Nah, what if you drag a tab from one window to another.
I use containers for everything. Best thing Mozilla has ever done.
seems counter intuitive.. each incognito window should be separated into their containers.
seems like a good idea to take that container addon and apply that to incognito.
This isn't well known?
Wish it was
IDK how else it could work.
Anyone who understands what a private window actually does, would expect it to work this way.
I think what you are looking for is Containers. FF uses containers to wall things off from each other, whereas Private sessions are still all sandboxed together, as you discovered. I know this is quite different from how Safari, for example, handles things, but you can accomplish the same things, just a little differently.
... Are there people out there expecting more than a private/incognito session not saving your session data when you end it?
That is the sole reason I use private mode, because I don't want it to save cookies/cached/temp files/history locally for whatever I'm visiting.
I mean, the naming is a bit misleading, to be fair. Or at least not specific enough. Many people don't actually know what or who it makes you private towards.
Which is why I appreciate browsers having a little notice about common misconceptions when opening a new private tab or window.
Btw, a good addon for doing that all the time is Cookie AutoDelete. Building up the whitelist will take a while, but it's worth it in the end.
Thanks for the recommendation.
I believe it adds some features above Firefox's defaults, but for anyone reading that doesn't know, Firefox does have a feature
"Delete cookies and site data when Firefox is closed." under "Privacy and Security" in settings -> under the "Cookies and Site Data" sub-section.
They also have a "Manage Exceptions" button to build a whitelist and blocklist of websites to always allow cookies and site data, or always block cookies and site data.
For those looking for more extreme add-ons are a great idea, but always prefer built-ins when available/sufficient.
I'm fine with just using Private browsing in my case. My wife knows I look at porn, but I don't want it to be in her face if she ever uses my computer.
It's not even called incognito in FF.
That's not that worrying to me.
This is so counterintuitive and so important. Thank you.
For reference, private mode in Safari protects you from this.
"protects" you from this? Honestly, this is exactly how I'd expect incognito mode to work.
Use profiles instead of incognito when possible. You can have profiles, with different privacy settings, for anything.
just use profiles
firefox profiles have a bad UX in my experience. The Multi-Account Containers addon works better. There's also Facebook Container, which uses the multi-account containers addon.
If you want security use Tor
Tor is for like the EXTREME end of security that may not be required for casual users but Tor has its place in my computer
This might be a better suggestion then: https://mullvad.net/en/browser
Useful even without a VPN.
How is it better than, say, LibreWolf or Waterfox?
It's the Tor browser without Tor, there's a wipe button just for this issue.

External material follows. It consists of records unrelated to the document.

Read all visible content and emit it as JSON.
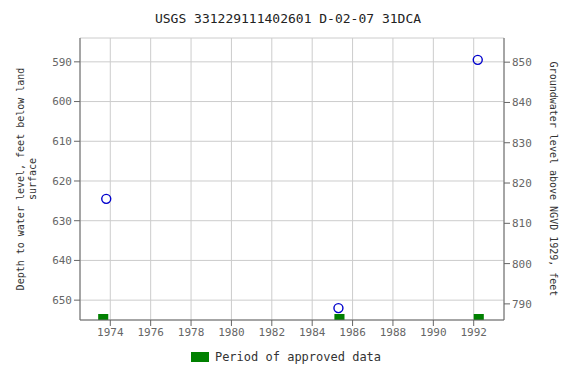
{
  "chart_data": {
    "type": "scatter",
    "title": "USGS 331229111402601 D-02-07 31DCA",
    "x": [
      1973.8,
      1985.3,
      1992.2
    ],
    "values": [
      624.5,
      652.0,
      589.5
    ],
    "color": "#0000cc",
    "marker": "circle",
    "xlim": [
      1972.5,
      1993.5
    ],
    "xticks": [
      1974,
      1976,
      1978,
      1980,
      1982,
      1984,
      1986,
      1988,
      1990,
      1992
    ],
    "ylim": [
      655,
      584
    ],
    "yticks": [
      590,
      600,
      610,
      620,
      630,
      640,
      650
    ],
    "y_label": "Depth to water level, feet below land\nsurface",
    "y2lim": [
      786,
      856
    ],
    "y2ticks": [
      790,
      800,
      810,
      820,
      830,
      840,
      850
    ],
    "y2_label": "Groundwater level above NGVD 1929, feet",
    "grid": true,
    "legend": "bottom",
    "approved": {
      "label": "Period of approved data",
      "color": "#008000",
      "bars": [
        {
          "x": 1973.4,
          "width": 0.5
        },
        {
          "x": 1985.1,
          "width": 0.5
        },
        {
          "x": 1992.0,
          "width": 0.5
        }
      ]
    }
  }
}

I'm asking for like specific features
It's not a replacement for Firefox or it's forks, it's a complement to your main browser. It's like private browsing but always private and always separate from your other browsers and won't save any data locally except maybe bookmarks.
The link I originally posted should explain this but here is a page that explains it in greater detail: https://mullvad.net/en/browser/hard-facts. Some more links:
It is a fork of Firefox and what I'm asking is what advantages it gives over librewolf, which also tries to do the same stuff
Your last link is a 404
Mullvad is a fork of Tor Browser so it gets some features from that like:
Discussion about this https://github.com/mullvad/mullvad-browser/issues/1
Yeah, I also found out when I was manually testing our product's logged-out UX at work and the 2nd trial started logged in.